Marisa Remy responded to Boas’ question regarding the critique of neoliberalism. She argued that neoliberalism has been uncritically accepted for most of the period between about 1990 and 2002. The media are linked to economically powerful groups that have not only muted criticism but have even demonized conflict within the democratic process on over fundamental questions like the viability of the economic model.
Fabiola Bazo wrapped up the discussion with two anecdotes showing how the APRA party is perceived by voters. The first was a conversation with a taxi driver who expressed his intention to vote for APRA because he did well in the first Garcia government as a money exchanger in the blackmarket on “Creole Wall Street.” She also gave an example of residents of San Isidro who were victims of the economic crisis of the late 1980s and, as a result, voted for Humala. These provide illustrations of the complexity of the processes leading to voting decisions.
Fabiola Bazo and Max Cameron
The main conclusions from this round table discussion were:
1. There are important contrasts between the first and second round results. Analysts should be careful about drawing inferences about how the political map has been redrawn based on the results of the first or second round in isolation. There are continuities between the results of both first and second rounds in 2001 and 2006. The biggest difference is that in the 2006 election the south voted for the losing side.

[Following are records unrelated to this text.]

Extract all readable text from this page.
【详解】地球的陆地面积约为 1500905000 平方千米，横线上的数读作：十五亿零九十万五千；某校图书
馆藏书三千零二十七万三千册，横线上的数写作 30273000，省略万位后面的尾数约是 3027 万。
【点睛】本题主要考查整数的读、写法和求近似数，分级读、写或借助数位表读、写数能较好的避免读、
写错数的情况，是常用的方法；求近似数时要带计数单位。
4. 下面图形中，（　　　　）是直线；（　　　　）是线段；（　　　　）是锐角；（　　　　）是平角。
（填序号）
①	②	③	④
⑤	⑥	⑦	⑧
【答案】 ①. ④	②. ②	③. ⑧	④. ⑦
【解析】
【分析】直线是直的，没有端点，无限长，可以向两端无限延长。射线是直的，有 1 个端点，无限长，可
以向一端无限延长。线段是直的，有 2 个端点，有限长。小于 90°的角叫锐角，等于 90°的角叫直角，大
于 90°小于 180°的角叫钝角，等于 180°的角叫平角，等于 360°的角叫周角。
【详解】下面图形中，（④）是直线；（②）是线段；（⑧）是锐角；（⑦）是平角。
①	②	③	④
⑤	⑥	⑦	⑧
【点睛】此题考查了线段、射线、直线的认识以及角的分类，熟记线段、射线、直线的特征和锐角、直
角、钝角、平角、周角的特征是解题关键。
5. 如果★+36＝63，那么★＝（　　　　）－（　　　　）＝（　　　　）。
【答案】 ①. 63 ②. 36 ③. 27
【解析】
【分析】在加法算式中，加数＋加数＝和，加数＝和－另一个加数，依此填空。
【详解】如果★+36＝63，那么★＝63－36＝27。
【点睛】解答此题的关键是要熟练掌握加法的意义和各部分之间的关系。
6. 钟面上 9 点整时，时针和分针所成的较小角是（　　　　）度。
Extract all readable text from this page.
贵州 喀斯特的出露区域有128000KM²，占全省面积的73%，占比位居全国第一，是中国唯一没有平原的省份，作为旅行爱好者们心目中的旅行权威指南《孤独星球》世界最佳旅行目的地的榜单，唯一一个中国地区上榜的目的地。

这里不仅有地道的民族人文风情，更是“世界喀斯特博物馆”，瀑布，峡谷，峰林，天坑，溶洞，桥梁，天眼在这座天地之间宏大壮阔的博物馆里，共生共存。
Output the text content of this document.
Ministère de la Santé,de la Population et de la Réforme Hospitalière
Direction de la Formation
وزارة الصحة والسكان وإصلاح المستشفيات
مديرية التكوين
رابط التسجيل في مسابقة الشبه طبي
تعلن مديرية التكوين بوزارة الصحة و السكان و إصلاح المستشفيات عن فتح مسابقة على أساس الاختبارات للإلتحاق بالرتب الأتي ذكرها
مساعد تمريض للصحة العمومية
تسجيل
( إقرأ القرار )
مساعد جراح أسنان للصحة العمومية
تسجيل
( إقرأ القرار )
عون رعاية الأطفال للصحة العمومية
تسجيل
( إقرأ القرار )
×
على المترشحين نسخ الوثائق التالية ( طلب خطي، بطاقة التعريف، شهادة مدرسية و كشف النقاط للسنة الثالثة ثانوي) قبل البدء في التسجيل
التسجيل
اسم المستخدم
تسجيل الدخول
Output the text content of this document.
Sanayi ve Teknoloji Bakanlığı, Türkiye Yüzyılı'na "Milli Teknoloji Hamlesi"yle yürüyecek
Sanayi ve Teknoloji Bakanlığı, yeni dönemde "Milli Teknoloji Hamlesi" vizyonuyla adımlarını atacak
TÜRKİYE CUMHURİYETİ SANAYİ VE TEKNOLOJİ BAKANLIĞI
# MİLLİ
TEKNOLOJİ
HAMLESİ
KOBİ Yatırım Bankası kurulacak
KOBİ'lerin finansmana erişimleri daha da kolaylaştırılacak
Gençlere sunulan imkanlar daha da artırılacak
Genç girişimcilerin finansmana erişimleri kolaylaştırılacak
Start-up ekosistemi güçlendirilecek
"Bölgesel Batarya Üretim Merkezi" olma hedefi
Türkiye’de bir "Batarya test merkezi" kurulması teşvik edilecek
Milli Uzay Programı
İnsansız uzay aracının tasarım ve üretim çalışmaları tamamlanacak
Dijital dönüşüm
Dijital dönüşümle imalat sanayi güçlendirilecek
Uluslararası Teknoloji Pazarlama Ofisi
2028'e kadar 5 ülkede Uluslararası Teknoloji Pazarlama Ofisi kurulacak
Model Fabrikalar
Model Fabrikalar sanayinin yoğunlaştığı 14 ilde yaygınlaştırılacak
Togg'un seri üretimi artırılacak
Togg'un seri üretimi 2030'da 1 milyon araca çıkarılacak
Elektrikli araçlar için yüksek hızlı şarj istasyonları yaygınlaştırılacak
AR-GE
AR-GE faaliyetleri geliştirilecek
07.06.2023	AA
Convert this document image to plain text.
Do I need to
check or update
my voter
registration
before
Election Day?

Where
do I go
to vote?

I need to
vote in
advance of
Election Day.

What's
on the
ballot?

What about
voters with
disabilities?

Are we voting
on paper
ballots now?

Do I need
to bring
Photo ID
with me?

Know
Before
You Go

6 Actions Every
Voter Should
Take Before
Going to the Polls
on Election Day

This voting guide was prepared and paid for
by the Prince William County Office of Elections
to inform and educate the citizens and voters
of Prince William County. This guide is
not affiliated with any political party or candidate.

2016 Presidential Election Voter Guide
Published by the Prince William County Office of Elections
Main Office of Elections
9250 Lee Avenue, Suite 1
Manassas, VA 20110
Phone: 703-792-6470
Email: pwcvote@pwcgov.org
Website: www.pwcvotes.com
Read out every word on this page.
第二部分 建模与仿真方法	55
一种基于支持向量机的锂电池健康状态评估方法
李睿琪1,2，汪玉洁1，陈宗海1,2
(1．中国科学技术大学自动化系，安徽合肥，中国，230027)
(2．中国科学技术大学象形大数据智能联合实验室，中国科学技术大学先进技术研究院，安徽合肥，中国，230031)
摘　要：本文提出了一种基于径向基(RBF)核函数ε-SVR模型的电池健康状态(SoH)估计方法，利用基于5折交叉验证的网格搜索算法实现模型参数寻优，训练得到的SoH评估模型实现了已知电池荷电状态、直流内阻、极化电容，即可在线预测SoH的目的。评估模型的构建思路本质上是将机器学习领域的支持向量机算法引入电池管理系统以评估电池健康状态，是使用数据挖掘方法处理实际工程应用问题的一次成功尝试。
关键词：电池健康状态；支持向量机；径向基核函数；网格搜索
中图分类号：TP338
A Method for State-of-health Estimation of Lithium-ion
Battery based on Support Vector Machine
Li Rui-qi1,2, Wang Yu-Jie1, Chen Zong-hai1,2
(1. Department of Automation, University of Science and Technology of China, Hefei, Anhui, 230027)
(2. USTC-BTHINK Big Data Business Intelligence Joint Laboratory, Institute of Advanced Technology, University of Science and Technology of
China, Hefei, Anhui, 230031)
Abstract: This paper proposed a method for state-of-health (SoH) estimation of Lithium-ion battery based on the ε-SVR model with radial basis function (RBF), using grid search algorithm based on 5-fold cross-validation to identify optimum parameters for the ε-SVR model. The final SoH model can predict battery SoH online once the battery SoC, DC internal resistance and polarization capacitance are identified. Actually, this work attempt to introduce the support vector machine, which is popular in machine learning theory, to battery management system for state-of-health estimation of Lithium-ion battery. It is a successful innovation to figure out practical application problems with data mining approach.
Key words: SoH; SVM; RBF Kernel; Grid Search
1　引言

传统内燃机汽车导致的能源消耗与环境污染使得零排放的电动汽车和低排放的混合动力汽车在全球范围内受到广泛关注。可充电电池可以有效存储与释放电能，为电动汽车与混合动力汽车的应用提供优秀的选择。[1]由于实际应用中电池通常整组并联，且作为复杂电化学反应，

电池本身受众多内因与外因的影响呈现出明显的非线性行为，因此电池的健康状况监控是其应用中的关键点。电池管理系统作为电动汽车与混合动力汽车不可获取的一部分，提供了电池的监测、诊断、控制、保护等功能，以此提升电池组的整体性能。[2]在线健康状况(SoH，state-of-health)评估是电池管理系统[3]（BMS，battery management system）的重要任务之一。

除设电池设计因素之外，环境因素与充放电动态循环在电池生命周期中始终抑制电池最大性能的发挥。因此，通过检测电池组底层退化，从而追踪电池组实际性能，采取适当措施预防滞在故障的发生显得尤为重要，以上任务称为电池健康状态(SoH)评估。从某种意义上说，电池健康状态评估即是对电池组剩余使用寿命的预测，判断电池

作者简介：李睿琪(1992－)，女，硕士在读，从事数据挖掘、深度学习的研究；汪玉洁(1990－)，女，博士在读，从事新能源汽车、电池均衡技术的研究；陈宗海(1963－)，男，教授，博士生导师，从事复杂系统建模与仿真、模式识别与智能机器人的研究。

2. The nature of the opposition that will emerge from this election is still uncertain. Humala can be expected to be a tough opponent, provided he has the staying power and can build on the momentum of the election. Whether his opposition will be loyal or not is unclear. That said, conflict is part of democracy and there should be no presumption that only parliamentary opposition is legitimate.
3. There was some disagreement on whether to interpret the victory by Garcia as a victory for the right or the left. On the one hand, Garcia clearly captured right-wing support and his success in Lima tilted the balance in his favor. On the other hand, he won support from across a broad spectrum of voters in Lima and elsewhere. In general, opposition to neoliberalism appears to have intensified in this election largely as a result of the emergence of Humala.
4. Media bias was an issue in this election, though analysts had different views on whether bias was worse than in previous elections. In general, Humala was seen as having performed exceptionally well given his treatment by the media.
5. Analysts confront a major challenge to sort out the continuities and differences between this and previous elections. It is often said that Peru is a fractured nation, yet the specific fault lines, like tectonic plates, bear stress and shift in often unpredictable ways. This preliminary round table could only touch on some of the key questions. Further research, involving systematic and interdisciplinary efforts, will be necessary to decipher all the hidden lessons from this important electoral process.